Si les grands Romains de la République eurent ce visage austère et stoïque devant l’épreuve, c’est bien parce qu’ils ont été formé par leur mère: Cornélie, fille de Scipion l’Africain et mère des Gracques, c’est le jeu de l’œuf et de la poule. Pourtant, la poule est bien le fondement de l’histoire romaine: «Caïus Marcius Coriolan est connu pour aimer sa mère. Tous ses exploits sont pour sa mère, il méprise les récompenses et ne tolère que les félicitations de sa mère. Coriolan n’a pas de père. Il devient un héros de guerre pour être grand aux yeux de sa mère». Exilé de Rome, le voici à quelques pas d’y faire entrer son armée, et voici sa mère le mettant au défi: «Si tu gagnes la bataille, si tu prends et détruis Rome, je perds, car je suis romaine; si tu perds le combat et la vie, je perds, je te perds, car je suis ta mère, dans les deux cas je perds. L’hôtesse [Rome], toujours perd».11 On comprend mieux la sévérité de ces fils dont le sort est lié à la figure maternelle. Tite-Live en a tracé le portrait qui tout au long de l’histoire romaine, et jusqu’à nos jours, à donner de Mama Roma ce visage qui contrastera tant avec celui qu’elle prendra sous l’Empire dissolue.

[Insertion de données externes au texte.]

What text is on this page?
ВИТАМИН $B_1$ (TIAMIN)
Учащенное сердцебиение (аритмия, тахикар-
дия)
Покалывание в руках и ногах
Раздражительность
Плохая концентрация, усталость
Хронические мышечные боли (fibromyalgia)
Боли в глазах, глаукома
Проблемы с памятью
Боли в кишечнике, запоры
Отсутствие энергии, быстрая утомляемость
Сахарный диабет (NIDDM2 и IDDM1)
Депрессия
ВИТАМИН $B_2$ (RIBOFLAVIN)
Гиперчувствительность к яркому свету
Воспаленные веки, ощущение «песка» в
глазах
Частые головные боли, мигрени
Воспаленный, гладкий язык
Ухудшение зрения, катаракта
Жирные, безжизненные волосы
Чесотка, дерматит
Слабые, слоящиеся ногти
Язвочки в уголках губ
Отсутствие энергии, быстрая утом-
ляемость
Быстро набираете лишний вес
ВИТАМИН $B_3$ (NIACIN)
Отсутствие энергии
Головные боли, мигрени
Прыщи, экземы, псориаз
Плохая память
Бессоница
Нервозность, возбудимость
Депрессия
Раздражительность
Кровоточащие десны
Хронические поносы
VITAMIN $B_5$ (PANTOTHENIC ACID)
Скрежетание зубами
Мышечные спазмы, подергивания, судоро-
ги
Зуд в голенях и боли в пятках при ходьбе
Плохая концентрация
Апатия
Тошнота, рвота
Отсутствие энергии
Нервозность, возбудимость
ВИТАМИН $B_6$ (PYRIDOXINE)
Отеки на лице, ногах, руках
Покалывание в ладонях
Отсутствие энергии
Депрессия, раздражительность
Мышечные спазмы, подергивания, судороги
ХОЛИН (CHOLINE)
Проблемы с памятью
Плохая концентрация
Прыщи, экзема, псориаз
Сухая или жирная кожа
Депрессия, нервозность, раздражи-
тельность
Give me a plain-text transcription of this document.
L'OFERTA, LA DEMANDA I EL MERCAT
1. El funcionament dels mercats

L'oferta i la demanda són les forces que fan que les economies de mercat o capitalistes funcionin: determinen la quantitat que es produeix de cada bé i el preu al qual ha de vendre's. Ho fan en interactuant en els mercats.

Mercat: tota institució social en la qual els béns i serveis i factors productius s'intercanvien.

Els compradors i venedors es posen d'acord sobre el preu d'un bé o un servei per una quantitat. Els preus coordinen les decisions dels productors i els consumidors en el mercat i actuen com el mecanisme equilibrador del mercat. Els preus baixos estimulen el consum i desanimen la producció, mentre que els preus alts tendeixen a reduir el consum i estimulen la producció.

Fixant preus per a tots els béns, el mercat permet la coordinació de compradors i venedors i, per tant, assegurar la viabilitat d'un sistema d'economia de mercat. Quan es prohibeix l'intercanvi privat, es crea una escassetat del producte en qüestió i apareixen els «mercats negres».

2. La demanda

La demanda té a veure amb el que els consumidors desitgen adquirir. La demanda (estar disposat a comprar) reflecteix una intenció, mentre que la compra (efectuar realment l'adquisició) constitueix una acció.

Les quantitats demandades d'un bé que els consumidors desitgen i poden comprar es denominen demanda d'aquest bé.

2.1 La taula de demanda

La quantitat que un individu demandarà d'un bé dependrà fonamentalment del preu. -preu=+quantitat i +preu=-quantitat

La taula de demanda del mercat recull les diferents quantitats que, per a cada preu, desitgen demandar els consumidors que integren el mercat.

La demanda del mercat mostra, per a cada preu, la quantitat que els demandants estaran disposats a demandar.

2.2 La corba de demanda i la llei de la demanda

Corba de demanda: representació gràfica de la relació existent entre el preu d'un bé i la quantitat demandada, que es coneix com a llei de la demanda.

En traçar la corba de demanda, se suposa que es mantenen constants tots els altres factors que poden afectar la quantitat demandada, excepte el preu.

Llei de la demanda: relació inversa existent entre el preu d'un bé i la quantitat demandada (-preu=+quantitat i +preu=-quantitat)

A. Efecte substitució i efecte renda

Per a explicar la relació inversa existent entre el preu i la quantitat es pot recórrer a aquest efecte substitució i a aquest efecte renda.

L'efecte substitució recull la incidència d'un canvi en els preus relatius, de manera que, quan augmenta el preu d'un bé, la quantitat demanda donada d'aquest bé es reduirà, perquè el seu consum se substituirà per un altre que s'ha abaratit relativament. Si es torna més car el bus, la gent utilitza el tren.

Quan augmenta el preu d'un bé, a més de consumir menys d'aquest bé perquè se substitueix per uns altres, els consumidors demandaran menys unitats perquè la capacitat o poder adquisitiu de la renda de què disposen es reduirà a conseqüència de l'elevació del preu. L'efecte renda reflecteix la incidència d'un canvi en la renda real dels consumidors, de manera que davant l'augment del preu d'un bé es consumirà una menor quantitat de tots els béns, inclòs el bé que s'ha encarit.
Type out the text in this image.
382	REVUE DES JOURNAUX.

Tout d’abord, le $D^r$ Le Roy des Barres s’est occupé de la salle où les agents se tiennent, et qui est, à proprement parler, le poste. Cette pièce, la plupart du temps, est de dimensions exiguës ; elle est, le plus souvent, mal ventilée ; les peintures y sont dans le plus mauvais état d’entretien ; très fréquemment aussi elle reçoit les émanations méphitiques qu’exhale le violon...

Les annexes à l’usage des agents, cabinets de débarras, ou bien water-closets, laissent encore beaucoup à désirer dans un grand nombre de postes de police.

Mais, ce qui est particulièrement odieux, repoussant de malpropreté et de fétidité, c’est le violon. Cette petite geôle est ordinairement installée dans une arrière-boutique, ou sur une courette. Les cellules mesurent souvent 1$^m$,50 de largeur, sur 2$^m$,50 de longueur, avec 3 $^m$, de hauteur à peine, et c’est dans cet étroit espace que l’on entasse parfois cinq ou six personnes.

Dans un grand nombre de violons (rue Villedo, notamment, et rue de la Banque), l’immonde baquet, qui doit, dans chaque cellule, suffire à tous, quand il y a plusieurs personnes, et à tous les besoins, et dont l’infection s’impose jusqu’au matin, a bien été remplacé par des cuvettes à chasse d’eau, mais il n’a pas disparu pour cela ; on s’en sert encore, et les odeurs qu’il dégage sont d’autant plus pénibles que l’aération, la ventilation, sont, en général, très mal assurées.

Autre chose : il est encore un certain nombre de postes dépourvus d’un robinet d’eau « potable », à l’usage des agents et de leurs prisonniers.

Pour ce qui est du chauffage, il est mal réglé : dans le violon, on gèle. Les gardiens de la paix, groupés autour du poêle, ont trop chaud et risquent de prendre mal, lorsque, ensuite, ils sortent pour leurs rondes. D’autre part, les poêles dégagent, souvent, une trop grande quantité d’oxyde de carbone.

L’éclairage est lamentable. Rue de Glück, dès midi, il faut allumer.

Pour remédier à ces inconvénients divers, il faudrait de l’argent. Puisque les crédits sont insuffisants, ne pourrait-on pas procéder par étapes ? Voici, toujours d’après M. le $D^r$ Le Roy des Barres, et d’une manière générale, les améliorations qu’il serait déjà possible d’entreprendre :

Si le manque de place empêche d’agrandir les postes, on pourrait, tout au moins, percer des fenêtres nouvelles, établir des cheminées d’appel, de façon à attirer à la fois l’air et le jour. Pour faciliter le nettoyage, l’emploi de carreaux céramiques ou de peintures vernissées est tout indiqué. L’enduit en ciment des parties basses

Un romaniste du XXe siècle, Léon Homo, reprend ce contraste où l’imago de Rome la bonne Mère - celle de la République - fait contra-posto avec l’imago de Rome la mauvaise Mère - celle de l’Empire: «Autorité d’une part, étatisme de l’autre, ces deux faces de l’éblouissant diptyque que représente l’histoire de Rome - deux époques, deux systèmes, deux mondes. À l’âge d’or un régime d’autorité compréhensive et féconde, générateur de bien-être et respectueux des initiatives personnelles, où - gouvernement, défense nationale, paix publique, justice vigilante - l’État se limite à ses obligations fondamentales et, embrassant moins pour mieux étreindre, les remplit à la satisfaction générale. Aux jours sombres du déclin, un étatisme desséchant, étouffant et tracassier qui, faisant de l’Empire une prison pour des dizaines de millions d’hommes, ne créera que la ruine et s’effondrera dans le néant. Rome, au nom de son incomparable histoire, nous parle par la voix de ses morts».12

Lorsque le ministre d’Henri IV, Sully, disait que Labourage et pâturage sont les mamelles de la France, il était bien difficile de trouver meilleure métaphore pour associer l’imago de la bonne Mère au royaume de son maître, car que demande l’enfant à sa mère sinon de le nourrir de ses deux mamelles? Il arrive, toutefois, que la terre originelle soit plutôt décevante. Dans ce cas, l’imago de la mauvaise Mère a de bonnes chances de s’imposer, inconsciemment, à la conscience historique. Que l’une des chansons les plus connues du Québec s’intitule Mon pays, ce n’est pas un pays c’est l’hiver… a de quoi faire frissonner n’importe quelle échine sensible. Cette frigide Terre-Québec donne peu envie qu’on vienne lui chauffer son lit. D’où cette pénible histoire de l’immigration européenne (particulièrement française) qui ne s’est jamais passée. Coupable d’être si loin et avilie d’être si pauvre - seule la vallée du Saint-Laurent possède un sol approprié à la culture maraîchère et l’élevage laitier -, l’imago négative de Terre-Québec réside dans cette contradiction historique que les Européens y ont immigrés avec lenteur et parcimonie, alors que les enfants de ceux qui s’y étaient si péniblement établis en sont émigrés avec constance et abondance durant près d’un siècle.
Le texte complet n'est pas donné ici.